The best way is to begin with some stuff not directly related to Lie groups:

1) vector fields on manifolds (coordinate and coofdinate-fre understanding of them);
2) systems of first order ODE's associated with the vector fields, their solutions, and coordinate-free interpretation of these solutions as curves;
3) one-parametric transformations associated with the vector fields and conversely vector fields asociated with one-parametric transformation;
4) commutator of the vector fields (in connection with the commutators of one-parametric transformations);
5) smooth mappings of manifolds to other manifolds and transportation of vectors under such mappings;
6) Frobenius theorem on involutive distributions.

If the above 6 items are firmly understood, the basics of Lie group theory look like a specialization of the above things for manifolds with an additional algebraic structure.

As to me, the examples of matrix groups GL, SL, SO, SU make more confusion than clarify anything at the beginning stage of learning.

 

[mathwonk]

you may be right for a certain audience, but of course you realize you are recommending exactly the opposite of what he asked for, since he wanted an example - oriented approach.

the approach you suggest is approximately the content of frank warners book, but i myself find it odd to recommend someone "start" with a months long or years long program of learning manifolds and differential geometry rather than seeing a few examples of the most usual and useful lie groups.

just goes to show how many different learning styles there are.

 

[Ruslan_Sharipov]

but i myself find it odd to recommend someone "start" with a months long or years long program

I used Kobayashi & Nomizu's book, the first 2 sectioins in their Vol. 1 of Foundations of Dif.

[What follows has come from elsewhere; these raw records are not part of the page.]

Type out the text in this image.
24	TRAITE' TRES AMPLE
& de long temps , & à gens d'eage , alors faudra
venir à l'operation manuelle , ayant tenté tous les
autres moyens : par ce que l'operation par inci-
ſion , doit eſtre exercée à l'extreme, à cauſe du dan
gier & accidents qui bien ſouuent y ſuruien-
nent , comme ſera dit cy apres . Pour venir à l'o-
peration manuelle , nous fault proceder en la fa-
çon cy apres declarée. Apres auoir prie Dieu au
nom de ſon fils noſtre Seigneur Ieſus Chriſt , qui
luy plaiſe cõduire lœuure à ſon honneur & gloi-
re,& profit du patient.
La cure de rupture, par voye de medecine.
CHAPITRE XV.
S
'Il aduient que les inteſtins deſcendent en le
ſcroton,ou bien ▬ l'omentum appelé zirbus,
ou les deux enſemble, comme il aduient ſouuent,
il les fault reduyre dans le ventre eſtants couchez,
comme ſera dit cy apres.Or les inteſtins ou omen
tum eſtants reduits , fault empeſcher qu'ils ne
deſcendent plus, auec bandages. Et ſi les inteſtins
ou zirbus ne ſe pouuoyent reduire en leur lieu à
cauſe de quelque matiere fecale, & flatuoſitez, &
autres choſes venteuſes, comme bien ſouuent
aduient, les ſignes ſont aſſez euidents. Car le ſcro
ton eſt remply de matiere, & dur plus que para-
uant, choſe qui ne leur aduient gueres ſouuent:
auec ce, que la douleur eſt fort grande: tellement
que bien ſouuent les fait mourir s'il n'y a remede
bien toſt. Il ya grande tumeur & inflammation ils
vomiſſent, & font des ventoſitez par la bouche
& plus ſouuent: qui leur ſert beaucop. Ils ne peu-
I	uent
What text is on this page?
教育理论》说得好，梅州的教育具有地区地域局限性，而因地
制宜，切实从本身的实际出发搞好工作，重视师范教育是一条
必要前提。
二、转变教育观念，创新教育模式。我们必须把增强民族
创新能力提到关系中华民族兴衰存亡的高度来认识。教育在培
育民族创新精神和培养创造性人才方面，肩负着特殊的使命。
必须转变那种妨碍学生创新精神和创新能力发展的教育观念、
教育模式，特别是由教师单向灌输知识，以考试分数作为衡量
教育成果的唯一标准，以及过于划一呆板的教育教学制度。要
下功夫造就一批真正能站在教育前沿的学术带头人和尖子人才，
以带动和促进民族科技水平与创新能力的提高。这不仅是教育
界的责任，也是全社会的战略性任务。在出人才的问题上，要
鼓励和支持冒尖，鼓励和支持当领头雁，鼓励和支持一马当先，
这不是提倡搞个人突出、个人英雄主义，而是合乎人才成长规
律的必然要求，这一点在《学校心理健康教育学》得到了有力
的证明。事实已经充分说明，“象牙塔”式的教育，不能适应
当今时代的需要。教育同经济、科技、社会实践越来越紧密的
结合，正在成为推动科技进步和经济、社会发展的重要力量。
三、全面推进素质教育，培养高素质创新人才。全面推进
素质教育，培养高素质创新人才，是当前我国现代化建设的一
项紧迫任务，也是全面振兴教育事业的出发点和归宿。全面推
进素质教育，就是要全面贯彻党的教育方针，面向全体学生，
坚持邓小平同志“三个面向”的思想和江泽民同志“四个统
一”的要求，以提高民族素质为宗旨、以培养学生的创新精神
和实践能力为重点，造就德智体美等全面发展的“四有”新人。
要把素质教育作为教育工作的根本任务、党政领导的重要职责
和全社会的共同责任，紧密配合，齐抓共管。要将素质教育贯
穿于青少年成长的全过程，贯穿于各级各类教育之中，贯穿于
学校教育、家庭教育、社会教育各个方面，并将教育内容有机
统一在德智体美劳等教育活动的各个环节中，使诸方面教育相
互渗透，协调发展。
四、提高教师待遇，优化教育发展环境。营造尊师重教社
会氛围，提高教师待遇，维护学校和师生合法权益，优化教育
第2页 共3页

Geom. It's rather difficult book in whole, but the first 2 sections make about 20 pages, so it's not so much. There are almost no proofs there or very short and not clear proofs, but the statements and layout are good for making your own proofs (as an exercise). I want to say that a bad book is sometimes better than a good detailed book for not to follow the author's ("months and years long") way, but choose your own.

As for Lie groups, the most tricky thing here is the passage from the multiplicative commutator A*B*A^{-1}*B^{-1} to the half-additive commutator a*b-b*a. The matrix structure itself in GL and in other matrix groups casts a shadow over this passage. Dealing with matrices here it would be better to understand them as one-dimensional arrays of N^2 numbers and treat the marix multiplication as some tricky operation over these arrays obeying the associativity.

 

[M Model]

I think it depends from which side one approaches the subject (QFT or relativity). Lie groups can also be covered with the methods of group theory and geometric algebra. Functional analysis is also very helpful.